Isotopic analysis concluded to sum up goaf water of 1303 which mainly comes from roof water of 1303, mixed with a small amount of the 3rd limestone water of Taiyuan formation, no Ordovician limestone water, of which roof water of 1303 accounts for 55.56%, the 3rd limestone water of Taiyuan formation accounts for 22.5%, and other mine face water accounts for 21.94%(Fig. 9).

Fig. 9

Source water ratio

Conclusions

1. (1)

   Hydrochemical methods were applied to analyze the hydrogeochemial characteristics of the four aquifers and three samples to be tested in Lilou Coal Mine. The goaf water and roof sandstone water were characterized by the SO₄-Na type and could easily be distinguished from other aquifers, while the hydrochemical type of the Ordovician limestone water was SO₄·Cl-Na·Ca·Mg, and the 3rd limestone water was SO₄·Cl-Na.

2. (2)

   The water source identification model of fuzzy comprehensive theory of trace elements is constructed and confirmed with the results of mixed groundwater recharge ratio calculation model.
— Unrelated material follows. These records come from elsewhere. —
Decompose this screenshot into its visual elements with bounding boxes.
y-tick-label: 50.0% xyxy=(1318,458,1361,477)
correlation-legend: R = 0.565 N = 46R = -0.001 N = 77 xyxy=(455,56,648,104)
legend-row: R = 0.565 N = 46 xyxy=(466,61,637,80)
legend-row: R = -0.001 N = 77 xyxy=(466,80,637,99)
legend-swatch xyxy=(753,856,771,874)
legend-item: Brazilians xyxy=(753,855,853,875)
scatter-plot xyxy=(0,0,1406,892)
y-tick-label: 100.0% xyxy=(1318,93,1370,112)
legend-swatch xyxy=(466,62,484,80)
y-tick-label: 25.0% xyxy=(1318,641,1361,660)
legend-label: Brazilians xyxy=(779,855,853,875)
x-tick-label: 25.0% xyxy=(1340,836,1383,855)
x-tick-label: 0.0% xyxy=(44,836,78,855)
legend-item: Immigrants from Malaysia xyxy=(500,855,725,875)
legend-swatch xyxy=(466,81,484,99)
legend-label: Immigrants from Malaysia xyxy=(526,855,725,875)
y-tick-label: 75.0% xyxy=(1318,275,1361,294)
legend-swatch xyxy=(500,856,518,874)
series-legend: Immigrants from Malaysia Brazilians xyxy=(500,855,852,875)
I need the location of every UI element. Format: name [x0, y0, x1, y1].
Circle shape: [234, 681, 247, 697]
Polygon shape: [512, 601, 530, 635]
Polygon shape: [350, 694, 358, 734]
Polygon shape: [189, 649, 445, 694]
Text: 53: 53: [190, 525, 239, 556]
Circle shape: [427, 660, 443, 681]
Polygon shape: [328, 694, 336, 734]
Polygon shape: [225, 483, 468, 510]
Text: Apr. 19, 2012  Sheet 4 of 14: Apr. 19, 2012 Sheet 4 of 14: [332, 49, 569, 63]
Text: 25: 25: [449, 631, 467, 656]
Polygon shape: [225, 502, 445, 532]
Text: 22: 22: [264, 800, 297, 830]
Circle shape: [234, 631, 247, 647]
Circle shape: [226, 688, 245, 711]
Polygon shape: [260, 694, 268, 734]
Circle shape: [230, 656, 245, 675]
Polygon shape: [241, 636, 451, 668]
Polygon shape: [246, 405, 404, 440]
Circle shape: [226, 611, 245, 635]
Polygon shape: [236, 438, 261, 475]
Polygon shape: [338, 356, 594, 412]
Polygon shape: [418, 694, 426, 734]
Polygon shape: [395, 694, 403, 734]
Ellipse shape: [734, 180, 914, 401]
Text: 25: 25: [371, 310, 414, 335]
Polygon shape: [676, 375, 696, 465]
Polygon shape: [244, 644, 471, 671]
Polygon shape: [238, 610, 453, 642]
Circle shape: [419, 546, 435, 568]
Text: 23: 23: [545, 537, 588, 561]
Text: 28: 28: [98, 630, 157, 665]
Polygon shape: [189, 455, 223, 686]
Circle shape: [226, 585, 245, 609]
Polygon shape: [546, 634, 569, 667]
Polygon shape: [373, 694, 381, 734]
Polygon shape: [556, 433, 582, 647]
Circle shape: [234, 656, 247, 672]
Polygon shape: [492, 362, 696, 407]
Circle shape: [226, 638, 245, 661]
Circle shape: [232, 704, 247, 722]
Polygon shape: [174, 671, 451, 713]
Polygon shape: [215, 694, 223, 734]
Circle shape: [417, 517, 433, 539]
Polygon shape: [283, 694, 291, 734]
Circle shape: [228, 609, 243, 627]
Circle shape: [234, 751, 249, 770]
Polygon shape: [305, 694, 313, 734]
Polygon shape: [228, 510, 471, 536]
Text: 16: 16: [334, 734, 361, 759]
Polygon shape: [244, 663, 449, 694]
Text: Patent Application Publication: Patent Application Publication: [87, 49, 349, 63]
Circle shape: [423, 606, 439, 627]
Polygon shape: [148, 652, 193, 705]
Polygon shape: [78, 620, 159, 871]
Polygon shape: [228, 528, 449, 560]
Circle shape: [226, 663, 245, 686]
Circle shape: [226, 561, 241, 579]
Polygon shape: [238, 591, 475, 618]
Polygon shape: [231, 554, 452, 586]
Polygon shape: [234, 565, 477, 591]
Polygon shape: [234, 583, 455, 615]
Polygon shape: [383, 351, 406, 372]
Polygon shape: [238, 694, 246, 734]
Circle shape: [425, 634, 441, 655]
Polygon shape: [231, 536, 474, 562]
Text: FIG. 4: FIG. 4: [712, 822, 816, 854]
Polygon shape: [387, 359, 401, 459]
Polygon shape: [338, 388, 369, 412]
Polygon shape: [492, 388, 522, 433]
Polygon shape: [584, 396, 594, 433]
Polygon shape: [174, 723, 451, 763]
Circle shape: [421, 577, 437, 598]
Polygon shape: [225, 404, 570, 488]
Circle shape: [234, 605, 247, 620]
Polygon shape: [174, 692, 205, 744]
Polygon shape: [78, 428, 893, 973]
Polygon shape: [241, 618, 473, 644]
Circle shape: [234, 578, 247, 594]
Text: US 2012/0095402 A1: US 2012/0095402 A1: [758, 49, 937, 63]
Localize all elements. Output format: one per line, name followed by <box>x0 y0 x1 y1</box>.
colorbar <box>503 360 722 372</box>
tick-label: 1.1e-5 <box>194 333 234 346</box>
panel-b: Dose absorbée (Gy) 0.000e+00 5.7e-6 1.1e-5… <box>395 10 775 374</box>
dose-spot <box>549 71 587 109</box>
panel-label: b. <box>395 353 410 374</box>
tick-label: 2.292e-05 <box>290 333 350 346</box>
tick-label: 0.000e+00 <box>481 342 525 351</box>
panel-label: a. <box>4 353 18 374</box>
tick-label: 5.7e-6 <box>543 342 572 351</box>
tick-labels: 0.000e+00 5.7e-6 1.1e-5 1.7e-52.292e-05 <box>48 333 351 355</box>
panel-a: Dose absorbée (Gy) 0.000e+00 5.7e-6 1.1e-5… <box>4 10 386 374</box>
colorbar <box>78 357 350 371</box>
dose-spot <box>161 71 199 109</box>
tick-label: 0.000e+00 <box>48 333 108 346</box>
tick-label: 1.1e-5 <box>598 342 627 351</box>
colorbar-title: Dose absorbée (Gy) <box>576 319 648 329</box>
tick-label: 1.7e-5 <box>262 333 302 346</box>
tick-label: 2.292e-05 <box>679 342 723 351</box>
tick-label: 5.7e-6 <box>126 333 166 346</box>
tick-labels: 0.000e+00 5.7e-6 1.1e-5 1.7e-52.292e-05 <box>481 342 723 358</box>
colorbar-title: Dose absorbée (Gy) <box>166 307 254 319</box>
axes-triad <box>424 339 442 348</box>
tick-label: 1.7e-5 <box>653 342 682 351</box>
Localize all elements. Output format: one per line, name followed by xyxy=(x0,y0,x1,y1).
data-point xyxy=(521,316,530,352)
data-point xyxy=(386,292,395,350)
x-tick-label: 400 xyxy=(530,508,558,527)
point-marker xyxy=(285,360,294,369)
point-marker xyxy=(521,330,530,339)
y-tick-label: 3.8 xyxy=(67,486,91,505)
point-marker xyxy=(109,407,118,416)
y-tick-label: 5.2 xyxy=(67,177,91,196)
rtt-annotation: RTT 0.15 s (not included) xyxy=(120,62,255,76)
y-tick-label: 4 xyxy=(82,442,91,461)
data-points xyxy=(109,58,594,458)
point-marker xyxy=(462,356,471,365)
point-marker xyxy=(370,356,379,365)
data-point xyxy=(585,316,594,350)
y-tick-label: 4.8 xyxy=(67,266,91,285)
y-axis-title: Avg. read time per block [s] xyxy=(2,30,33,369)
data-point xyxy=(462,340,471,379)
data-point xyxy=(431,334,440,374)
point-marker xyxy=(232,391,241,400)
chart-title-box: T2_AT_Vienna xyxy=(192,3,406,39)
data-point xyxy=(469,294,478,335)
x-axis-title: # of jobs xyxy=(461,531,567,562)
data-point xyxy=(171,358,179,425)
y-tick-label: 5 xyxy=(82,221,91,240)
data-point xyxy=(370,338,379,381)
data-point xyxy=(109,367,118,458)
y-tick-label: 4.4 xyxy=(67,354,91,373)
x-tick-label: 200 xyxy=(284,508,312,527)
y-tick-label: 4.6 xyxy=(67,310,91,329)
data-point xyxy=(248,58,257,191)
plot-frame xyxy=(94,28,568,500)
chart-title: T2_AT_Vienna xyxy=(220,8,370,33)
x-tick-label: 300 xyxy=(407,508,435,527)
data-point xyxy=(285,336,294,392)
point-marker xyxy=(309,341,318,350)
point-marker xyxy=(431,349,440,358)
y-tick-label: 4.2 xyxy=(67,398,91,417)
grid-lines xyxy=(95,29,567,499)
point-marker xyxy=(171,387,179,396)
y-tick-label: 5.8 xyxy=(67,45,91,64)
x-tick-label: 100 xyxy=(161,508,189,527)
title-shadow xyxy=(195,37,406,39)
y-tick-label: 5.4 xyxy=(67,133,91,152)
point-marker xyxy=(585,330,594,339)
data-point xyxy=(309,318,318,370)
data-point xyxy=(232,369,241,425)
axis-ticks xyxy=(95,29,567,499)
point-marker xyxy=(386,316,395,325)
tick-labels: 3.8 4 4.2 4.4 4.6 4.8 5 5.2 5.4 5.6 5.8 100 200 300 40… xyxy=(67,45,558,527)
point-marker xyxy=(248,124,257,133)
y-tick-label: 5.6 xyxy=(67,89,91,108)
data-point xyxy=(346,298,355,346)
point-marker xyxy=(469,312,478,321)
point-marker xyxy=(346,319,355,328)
The results show that goaf water of 1303 mainly comes from roof water of 1303, mixed with a small amount of Taiyuan formation the 3rd limestone water, and no Ordovician limestone water.

3. (3)

   The multi-heterogeneous water source identification system integrates conventional hydrochemical characteristic analysis, trace element fuzzy comprehensive evaluation, and isotope analysis, which complement and verify each other and overcome the independence between multiple attributes, and the discrimination results are in line with the actual mining situation of the mine, providing a new method for effectively identifying the water inrush source of the mine. It provides a theoretical basis for mine water disaster prevention and control.